You can refuse to submit to a breathalyzer test, but there may be consequences. There is no simple yes or no answer. Whether someone who has been stopped for a DUI should submit to a breathalyzer test or not is a complicated question that depends on each case and the specific facts surrounding each case. With that said, in Illinois, I always prefer my DUI clients to refuse the breathalyzer test as it makes it easier to win the criminal charge of DUI at trial.
In Illinois, anyone who operates a motor vehicle on public roads is deemed to have consented to testing for alcohol and other drugs and intoxicants. In simpler terms, by driving in Illinois, you agree to chemical testing. Breathalyzer testing is the most common chemical test employed.

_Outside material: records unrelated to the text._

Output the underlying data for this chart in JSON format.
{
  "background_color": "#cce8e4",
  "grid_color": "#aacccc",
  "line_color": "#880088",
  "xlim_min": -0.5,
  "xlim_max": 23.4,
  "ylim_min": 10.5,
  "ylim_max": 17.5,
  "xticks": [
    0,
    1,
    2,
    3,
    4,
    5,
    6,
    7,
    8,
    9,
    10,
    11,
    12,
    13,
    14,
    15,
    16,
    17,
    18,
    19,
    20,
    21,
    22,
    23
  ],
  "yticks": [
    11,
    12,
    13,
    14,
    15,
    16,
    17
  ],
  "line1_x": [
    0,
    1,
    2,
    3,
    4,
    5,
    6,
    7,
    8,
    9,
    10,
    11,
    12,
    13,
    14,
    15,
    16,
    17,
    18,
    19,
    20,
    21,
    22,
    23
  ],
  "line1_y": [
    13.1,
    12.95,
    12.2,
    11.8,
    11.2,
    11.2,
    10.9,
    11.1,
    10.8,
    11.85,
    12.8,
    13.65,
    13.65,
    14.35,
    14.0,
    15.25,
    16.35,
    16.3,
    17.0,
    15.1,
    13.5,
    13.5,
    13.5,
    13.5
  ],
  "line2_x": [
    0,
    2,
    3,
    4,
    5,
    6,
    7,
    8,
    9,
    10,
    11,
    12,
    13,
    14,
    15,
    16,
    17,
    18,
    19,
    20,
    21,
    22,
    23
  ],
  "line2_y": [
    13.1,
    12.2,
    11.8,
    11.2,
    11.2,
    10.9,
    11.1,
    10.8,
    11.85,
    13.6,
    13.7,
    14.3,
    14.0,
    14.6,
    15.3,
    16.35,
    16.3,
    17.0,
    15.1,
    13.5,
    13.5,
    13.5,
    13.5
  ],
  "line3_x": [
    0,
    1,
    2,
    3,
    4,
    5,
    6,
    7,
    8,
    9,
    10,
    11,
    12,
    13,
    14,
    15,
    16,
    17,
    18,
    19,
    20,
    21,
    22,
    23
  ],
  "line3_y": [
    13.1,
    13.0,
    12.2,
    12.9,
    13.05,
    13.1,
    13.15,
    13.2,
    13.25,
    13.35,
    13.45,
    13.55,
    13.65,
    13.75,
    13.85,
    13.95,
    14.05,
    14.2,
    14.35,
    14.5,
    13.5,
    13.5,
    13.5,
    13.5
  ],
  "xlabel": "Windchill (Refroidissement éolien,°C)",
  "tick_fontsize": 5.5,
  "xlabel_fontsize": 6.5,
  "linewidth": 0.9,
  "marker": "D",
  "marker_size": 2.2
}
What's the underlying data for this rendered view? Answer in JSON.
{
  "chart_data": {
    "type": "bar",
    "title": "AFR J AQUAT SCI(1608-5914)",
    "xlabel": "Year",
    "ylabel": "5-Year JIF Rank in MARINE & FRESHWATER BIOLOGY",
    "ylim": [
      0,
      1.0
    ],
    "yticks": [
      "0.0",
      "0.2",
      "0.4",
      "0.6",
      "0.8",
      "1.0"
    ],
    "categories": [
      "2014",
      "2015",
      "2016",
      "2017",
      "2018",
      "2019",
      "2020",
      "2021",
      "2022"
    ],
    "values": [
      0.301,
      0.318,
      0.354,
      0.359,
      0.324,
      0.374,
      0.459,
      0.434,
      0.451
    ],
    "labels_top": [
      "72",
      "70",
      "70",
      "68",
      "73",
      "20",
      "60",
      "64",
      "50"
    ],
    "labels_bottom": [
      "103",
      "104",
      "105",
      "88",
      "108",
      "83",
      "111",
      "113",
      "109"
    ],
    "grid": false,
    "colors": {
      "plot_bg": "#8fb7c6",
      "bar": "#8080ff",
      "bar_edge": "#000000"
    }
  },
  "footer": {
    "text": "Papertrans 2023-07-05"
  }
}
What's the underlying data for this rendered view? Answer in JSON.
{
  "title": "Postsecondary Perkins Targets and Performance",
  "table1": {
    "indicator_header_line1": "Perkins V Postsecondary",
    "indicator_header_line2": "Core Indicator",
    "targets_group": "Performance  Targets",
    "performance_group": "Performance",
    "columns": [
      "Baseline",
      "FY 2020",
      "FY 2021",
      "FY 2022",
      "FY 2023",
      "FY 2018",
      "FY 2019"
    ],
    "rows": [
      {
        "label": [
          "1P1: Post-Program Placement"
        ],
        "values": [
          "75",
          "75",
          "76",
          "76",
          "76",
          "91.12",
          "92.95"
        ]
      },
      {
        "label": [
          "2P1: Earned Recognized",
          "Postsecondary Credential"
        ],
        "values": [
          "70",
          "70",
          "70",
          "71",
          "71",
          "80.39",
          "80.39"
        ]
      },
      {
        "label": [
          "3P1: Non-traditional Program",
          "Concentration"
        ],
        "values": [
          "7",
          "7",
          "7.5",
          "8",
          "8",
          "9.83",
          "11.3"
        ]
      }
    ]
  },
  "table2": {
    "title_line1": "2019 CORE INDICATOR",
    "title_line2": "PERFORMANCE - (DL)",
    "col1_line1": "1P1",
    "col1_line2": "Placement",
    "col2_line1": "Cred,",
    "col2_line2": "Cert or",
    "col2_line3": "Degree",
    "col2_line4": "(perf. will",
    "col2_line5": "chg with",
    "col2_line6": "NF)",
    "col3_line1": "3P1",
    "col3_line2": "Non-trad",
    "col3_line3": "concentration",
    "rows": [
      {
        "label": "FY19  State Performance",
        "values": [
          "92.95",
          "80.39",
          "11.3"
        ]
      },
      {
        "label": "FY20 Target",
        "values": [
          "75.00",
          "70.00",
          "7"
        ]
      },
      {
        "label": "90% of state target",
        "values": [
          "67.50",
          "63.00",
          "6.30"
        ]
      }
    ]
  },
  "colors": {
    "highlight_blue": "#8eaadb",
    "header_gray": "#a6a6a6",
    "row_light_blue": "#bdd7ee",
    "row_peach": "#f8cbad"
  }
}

Under Illinois law, if you refuse to submit to a breathalyzer test your license will be suspended for one year on your first offense, and most likely you will be arrested for DUI. However, if you submit to a breathalyzer test and the test registers a result of .08 or above, you will be arrested, and if it is your first DUI, your license will be suspended for 6 months. When you submit to a breathalyzer it makes it easier for the State to prove you guilty of a DUI.
In most DUI cases, refusing to take a breathalyzer makes it harder for the state to prove you guilty of a DUI. A breathalyzer test indicating that your blood was .08 or above is a “per se” violation, which makes it easier for the state to prove that you are guilty of DUI.
A lack of a breathalyzer test does not necessarily mean that the state will be unable to prove you guilty of a DUI, but it makes the state's job harder. With a refusal of a breathalyzer, the state will not have the results of the breathalyzer to use as evidence. The state still may be able to use an admission, police officer testimony, field sobriety tests, dash cam video, or testimony of a witness to show guilt.
Aside from a breathalyzer, the results of field sobriety tests are typically the most compelling pieces of evidence that are offered by the prosecutor in DUI case.
Even field sobriety tests can be refused. This includes the standardized field sobriety tests such as the Walk-and-Turn test, the One-Leg Stand test, and HGN test; the non-standardized field sobriety tests; and the field sobriety tests for cannabis such as the Near Point Convergence test and the Romberg Balance test. Portable breath tests (PBTs) can also be refused without fear of receiving a statutory summary suspension.
Unfortunately, refusing field sobriety tests likely will result in a DUI arrest. However, refusing field sobriety tests prevent the state from using the results of the tests to prove guilt.